When I returned to Zambia after an absence of 13 years I was startled by a painful sight in Kaoma, Western province. There had been a time when death was a daily visitor in our neighborhood; thank God people live healthier lives now. But today we are seeing the funeral of the forests. Trucks and trucks —"coffins on wheels!"— of Rosewood logs and other special trees are taken overseas. Other trees in the form of bags of charcoal are loaded in trucks and head towards the capital. Who will weep for the forest, speak for the trees — the "first temple of God?"
Funeral of the Forest
Four billion years
You turned and churned
Pregnant with life
Life in abundance.
You danced in good times and bad
In dark silence and brilliant light
Your sacred womb heaving with life,
life of creatures
Big and small.
Day after day … year after year
You brought forth the family of God.
In wonder, in vibrant colours
Each a Word of God
Spoken only once.
Each a book of God etched with love.
You saw they were a thing of beauty
Proclaiming the wonder of the Holy ONE
And You danced with delight!
You weep for your children
Wiped out before your eyes
Eyes that never sleep.
naked, bruised, raped and plundered.
Not once but a million times over.
Bleeding, crying, sobbing, dying
You watch with helpless hands
Funeral of the forests
Of creatures great and small.
You weep in silence
As you stand by the cold bodies
Of your beloved earthlings
mother, father, children, grandchildren
Of all species, race, colour, creed and no creed.
Who will wipe your tears?
Who will comfort your heart?
Who will be the change?
Who will break the silence?
Who will bring healing?
Your faithful journey of 4 billion years
Lies shattered among the stars
Each twinkle of a star
A tear for their friend in sorrow
Your heart beats with eternal love
Your heart echoes only compassion.
I feel you under my feet
Mother you hold us close to your heart
Mother of us all
Household of the Holy One
May you rise again teeming with life
Dancing among the stars
Bearing the children of the Holy
Celebrating the wonder of the One
The ONE whose beloved we are.
You and all your earthlings!
O Light within all Life
Rise within us.
We must listen to God's heartbeat
There is abundance in the household of God, in the heart of Mother Earth, abundance in her body ... why then do some hoard while others struggle? Gandhi said "the world has enough for everyone's need but not for everyone's greed."

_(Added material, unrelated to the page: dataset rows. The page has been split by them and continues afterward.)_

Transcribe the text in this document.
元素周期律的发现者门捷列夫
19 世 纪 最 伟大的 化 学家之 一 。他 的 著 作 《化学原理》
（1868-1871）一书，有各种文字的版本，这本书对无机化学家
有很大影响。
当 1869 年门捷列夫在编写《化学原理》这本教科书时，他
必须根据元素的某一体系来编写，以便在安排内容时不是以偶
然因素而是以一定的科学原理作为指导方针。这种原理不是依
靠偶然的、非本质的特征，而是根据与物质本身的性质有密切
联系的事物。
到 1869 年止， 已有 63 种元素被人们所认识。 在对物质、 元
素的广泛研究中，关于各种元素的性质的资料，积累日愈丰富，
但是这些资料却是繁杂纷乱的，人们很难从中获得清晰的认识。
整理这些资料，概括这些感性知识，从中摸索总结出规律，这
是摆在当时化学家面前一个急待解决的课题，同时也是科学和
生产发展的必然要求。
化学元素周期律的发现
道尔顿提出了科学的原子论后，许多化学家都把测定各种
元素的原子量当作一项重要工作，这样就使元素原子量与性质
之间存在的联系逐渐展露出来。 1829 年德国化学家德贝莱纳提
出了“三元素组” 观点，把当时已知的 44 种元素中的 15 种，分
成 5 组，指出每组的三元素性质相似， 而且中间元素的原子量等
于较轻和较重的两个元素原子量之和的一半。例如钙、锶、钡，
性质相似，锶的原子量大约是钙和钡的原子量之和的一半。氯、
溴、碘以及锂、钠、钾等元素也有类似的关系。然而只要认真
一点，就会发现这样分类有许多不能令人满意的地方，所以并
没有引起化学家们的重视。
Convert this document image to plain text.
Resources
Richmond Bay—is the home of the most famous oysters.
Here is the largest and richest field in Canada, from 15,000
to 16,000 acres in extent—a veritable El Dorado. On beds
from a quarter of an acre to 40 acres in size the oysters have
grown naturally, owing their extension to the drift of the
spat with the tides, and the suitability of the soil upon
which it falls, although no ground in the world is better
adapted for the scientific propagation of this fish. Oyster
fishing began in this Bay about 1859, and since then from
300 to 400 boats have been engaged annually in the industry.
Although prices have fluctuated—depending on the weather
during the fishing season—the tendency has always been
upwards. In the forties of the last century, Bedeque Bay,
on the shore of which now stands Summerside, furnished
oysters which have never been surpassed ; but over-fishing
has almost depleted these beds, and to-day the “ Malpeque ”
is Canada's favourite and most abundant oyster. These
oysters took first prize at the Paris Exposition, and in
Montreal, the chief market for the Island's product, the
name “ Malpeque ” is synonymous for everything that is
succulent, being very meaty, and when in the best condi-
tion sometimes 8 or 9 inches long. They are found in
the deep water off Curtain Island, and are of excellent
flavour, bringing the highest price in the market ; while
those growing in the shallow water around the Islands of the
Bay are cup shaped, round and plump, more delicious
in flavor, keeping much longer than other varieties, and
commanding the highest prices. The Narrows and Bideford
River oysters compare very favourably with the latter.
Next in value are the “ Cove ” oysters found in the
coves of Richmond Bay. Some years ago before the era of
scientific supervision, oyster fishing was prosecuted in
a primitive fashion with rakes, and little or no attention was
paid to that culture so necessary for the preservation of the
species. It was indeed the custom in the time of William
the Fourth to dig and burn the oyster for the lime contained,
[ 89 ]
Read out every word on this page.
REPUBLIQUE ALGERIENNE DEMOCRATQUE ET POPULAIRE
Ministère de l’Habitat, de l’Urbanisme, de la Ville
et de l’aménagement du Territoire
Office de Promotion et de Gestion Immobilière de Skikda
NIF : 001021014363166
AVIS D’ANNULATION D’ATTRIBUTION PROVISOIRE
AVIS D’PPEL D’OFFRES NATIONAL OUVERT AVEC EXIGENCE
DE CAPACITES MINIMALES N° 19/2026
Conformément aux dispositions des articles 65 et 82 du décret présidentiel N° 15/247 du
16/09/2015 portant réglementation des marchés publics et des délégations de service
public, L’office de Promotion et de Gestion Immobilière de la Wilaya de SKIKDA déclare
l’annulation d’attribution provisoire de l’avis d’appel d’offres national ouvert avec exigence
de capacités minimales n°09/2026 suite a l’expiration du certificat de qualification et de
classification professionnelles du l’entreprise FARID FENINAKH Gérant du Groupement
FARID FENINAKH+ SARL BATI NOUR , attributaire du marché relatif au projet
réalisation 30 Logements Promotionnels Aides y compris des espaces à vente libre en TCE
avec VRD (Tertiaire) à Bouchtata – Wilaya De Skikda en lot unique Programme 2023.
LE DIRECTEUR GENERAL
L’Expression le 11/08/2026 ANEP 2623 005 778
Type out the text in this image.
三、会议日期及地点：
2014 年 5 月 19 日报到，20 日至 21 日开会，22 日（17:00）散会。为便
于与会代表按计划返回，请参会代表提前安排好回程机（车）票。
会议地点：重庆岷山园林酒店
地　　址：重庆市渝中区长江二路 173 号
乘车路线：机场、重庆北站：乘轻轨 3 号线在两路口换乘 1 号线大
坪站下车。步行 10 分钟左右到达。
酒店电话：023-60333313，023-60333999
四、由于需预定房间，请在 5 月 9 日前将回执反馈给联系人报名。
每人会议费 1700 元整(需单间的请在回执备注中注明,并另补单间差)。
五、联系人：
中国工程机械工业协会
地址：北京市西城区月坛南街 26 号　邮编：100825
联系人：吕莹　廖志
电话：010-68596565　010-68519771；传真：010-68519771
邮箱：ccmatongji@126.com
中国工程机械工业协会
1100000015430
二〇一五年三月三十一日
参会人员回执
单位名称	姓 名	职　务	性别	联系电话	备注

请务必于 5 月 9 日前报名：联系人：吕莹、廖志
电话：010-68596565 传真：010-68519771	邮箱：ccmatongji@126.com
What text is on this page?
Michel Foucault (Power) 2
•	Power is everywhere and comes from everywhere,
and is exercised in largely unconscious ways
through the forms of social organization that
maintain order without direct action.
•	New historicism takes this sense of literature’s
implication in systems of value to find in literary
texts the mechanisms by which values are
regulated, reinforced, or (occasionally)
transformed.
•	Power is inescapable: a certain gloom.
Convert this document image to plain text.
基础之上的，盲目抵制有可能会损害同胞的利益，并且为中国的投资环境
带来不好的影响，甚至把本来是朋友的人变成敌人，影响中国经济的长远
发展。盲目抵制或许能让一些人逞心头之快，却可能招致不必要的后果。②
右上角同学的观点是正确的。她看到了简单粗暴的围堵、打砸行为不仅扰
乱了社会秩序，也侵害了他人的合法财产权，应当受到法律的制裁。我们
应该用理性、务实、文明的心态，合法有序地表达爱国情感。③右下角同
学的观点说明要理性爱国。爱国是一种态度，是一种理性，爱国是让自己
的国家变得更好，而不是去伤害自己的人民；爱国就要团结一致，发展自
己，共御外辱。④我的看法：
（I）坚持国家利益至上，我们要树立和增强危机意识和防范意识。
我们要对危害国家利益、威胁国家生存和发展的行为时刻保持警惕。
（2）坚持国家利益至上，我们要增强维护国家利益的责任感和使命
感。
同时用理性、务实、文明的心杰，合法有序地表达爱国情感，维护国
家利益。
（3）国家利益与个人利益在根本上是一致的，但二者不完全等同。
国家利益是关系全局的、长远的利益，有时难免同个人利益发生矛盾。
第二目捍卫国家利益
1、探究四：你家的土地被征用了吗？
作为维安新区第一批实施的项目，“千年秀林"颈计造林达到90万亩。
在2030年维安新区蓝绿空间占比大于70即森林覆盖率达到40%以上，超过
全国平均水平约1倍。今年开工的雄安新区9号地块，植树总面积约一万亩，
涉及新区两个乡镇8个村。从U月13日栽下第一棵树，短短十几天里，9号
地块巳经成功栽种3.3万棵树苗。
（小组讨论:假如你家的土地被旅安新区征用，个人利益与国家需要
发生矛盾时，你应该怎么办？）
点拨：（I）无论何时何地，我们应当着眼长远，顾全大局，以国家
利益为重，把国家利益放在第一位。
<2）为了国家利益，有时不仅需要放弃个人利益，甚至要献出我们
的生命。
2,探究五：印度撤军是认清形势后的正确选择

We have been nourished and sustained for millions of years by the body of Mother Earth. She is our true Bank, the only Bank where we can invest, where we can always withdraw for our need.
Urbanization is a global crisis. Through polluted air we can't see the light of God's eyes in the twinkling stars. We must learn to listen to the call of Mother Earth, to the Spirit in the heart of the wilderness, free ourselves from the forest of cement and noise in our cities. We are not living a sustainable life. We have to get back to our roots, to the life of the Earth. We cannot have peace in our world without peace with Earth.
Throughout his life Jesus would go to the wilderness to discern and pray, as did the mystics of all cultures and faith traditions, to listen to the heartbeat of God in creation, to listen to the heartbeat of Mother Earth — the body of God.
[Teresita Abraham is a Presentation Sister from India living in rural Zambia. She is passionate about the new creation story and spirituality of being in communion. Together with the local community, she has created the Garden of Oneness, a Sanctuary of Peace and Harmony where she lives and works.]